ASMousquetaires.com - Pardonne-leur car ils ne savent pas ce qu’ils font...

Pardonne-leur car ils ne savent pas ce qu’ils font...

Anonymuneghu

Aujourd’hui je prends ma plus belle plume pour t’écrire, car tout va mal depuis que tu n’es plus là.
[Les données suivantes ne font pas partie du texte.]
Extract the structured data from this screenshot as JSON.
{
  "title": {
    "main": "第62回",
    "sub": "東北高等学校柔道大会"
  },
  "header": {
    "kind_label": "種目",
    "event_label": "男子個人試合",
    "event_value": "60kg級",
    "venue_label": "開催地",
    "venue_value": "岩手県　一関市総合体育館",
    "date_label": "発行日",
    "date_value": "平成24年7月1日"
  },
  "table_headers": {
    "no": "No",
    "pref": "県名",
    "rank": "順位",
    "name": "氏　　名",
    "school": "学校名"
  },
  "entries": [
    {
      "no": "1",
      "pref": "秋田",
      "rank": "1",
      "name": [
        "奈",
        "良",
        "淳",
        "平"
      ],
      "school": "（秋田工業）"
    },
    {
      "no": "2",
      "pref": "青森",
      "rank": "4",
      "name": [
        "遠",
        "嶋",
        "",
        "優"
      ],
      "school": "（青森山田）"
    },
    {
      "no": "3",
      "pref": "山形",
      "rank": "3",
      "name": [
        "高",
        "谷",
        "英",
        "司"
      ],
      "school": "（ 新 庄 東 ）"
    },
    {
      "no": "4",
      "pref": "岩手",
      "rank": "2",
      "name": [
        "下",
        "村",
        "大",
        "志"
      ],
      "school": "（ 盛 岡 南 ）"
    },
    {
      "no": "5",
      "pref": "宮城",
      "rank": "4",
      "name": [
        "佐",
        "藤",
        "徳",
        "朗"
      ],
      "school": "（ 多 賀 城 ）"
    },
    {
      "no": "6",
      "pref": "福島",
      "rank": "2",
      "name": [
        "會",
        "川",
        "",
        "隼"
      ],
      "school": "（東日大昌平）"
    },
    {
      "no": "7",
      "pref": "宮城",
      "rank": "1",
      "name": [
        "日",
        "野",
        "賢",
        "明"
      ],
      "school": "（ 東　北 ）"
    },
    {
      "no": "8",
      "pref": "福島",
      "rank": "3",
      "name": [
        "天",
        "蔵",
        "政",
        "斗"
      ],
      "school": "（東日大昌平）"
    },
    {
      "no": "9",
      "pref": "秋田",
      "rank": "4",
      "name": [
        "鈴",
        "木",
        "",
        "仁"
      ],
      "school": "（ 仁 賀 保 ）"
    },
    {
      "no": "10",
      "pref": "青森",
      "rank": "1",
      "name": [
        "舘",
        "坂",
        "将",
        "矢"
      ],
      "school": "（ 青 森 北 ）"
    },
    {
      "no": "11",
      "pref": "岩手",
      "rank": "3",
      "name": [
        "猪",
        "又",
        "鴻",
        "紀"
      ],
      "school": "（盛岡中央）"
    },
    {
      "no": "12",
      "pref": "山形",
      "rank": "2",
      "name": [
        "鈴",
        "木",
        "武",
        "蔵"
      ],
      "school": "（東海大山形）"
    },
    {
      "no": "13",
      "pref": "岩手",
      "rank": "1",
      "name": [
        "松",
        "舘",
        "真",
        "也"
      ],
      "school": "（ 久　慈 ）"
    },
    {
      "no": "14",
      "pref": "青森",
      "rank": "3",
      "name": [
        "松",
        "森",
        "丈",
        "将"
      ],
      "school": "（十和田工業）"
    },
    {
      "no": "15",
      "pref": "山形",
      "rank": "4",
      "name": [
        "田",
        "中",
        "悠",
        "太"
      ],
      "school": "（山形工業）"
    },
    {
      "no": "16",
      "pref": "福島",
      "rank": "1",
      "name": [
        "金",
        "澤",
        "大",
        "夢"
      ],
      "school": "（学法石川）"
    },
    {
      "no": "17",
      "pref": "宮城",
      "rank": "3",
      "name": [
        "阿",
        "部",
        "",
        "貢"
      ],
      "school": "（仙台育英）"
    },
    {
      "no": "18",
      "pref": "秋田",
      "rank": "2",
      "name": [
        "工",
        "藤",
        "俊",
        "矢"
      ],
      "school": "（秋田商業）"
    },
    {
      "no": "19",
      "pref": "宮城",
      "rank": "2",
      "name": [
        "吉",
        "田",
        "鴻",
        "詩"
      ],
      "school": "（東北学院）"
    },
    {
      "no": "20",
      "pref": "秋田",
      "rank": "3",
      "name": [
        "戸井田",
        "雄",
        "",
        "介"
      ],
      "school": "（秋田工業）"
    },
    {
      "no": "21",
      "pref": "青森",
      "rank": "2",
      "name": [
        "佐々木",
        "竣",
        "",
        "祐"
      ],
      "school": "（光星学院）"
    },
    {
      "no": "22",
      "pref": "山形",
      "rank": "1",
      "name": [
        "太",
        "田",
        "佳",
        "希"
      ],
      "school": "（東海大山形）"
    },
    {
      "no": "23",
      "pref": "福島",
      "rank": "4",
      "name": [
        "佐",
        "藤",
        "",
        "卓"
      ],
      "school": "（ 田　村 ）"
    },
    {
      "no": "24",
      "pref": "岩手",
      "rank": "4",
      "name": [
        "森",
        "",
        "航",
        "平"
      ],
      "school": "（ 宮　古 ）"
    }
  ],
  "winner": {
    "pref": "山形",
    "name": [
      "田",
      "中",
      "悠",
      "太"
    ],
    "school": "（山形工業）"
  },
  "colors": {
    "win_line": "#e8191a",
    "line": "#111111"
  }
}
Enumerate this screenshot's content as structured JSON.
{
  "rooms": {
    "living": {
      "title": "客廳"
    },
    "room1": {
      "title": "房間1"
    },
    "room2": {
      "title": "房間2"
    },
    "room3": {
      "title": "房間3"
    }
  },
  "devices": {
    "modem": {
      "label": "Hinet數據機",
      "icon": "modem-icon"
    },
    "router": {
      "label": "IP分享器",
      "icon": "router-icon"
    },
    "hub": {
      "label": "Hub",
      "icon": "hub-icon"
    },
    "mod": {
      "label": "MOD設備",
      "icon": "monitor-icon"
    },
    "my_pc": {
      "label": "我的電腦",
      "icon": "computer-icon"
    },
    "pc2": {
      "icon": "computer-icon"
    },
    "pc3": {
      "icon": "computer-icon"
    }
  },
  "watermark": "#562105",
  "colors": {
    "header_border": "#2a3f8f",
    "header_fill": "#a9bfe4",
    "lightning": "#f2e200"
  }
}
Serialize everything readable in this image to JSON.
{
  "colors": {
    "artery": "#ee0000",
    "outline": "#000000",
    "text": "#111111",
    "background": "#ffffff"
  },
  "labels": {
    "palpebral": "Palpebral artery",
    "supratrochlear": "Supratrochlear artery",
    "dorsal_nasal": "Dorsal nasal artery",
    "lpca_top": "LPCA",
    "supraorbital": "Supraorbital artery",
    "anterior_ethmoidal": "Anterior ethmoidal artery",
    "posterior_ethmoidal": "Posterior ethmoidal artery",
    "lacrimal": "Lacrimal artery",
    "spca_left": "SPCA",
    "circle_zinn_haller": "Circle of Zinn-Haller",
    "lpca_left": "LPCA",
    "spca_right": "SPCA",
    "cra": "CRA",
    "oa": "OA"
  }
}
Aujourd’hui, tu dois crier au massacre, mais pour bien des raisons on ne t’entend pas.


Il fut un temps où à chaque problème tu apportais sa solution,

Un temps où l’AS Monaco clouait le bec avec un titre de champion.

Cette époque là était frappée de ton sceau, de ta passion, de ton amour pour elle,

Cette diagonale créée par ta femme, notre princesse, certainement la plus belle.

Désormais il faudra donc se faire à l’idée,

Que l’AS Monaco est à ranger au royaume du passé.

Comment peut-on laisser la gangrène se répandre,

Quand tous les samedis vous aimiez vous rendre,

Echarpes sur la nuque, au spectacle d’un Monaco,

Qui nous rassemblait tous, rendant déserts les casinos.

Toi, que mon père appelait affectueusement « Pépé »,

Toi qui, le jour de ta mort, m’a surpris dans un coin seul en train de pleurer.

Le seul enterrement auquel je me suis déplacé et qui, dans l’ignorance la plus totale,

Ce 6 Avril 2005, envoyait Monaco dans une spirale Infernale.

Aujourd’hui je tiens donc à m’excuser, en le nom de ceux qui ont cru relever,

Un défi que toi seul savait gérer, tenir l’ASM loin des rires que l’on connaît.

Ces De bontin, Pastor ou Franzi, tous catapultés président par tu sais qui,

Qui ont comme point commun de n’avoir jamais pu redonner vie,

A cet équipe, ce club, i nostri rossobianci !

J’espère que tu rencontreras un jour mon père,

Le plus tard possible ça va de soit, je l’espère.

Car il saura te parler en le nom de ceux qui aujourd’hui pleurent,

Je préfère te le dire, il te bouleversera le cœur.

Je te présente donc mes excuses, et retiens celui qui t’as enlevé,

Car il ne doit pas te considérer, comme tout Monaco a pu t’aimer.

Je tenais à t’écrire cette lettre, qui fera réagir petits et grands,

Mais nous devons remettre Monaco dans son Rang.

Tu auras eu comme cadeau d’Adieu, cette campagne européenne,

Qui dans 20 ans je pense, fera parler d’elle avec peine.

Au nom de tous encore une fois je vais m’excuser,

Tu ne méritais vraiment pas ça… Pépé.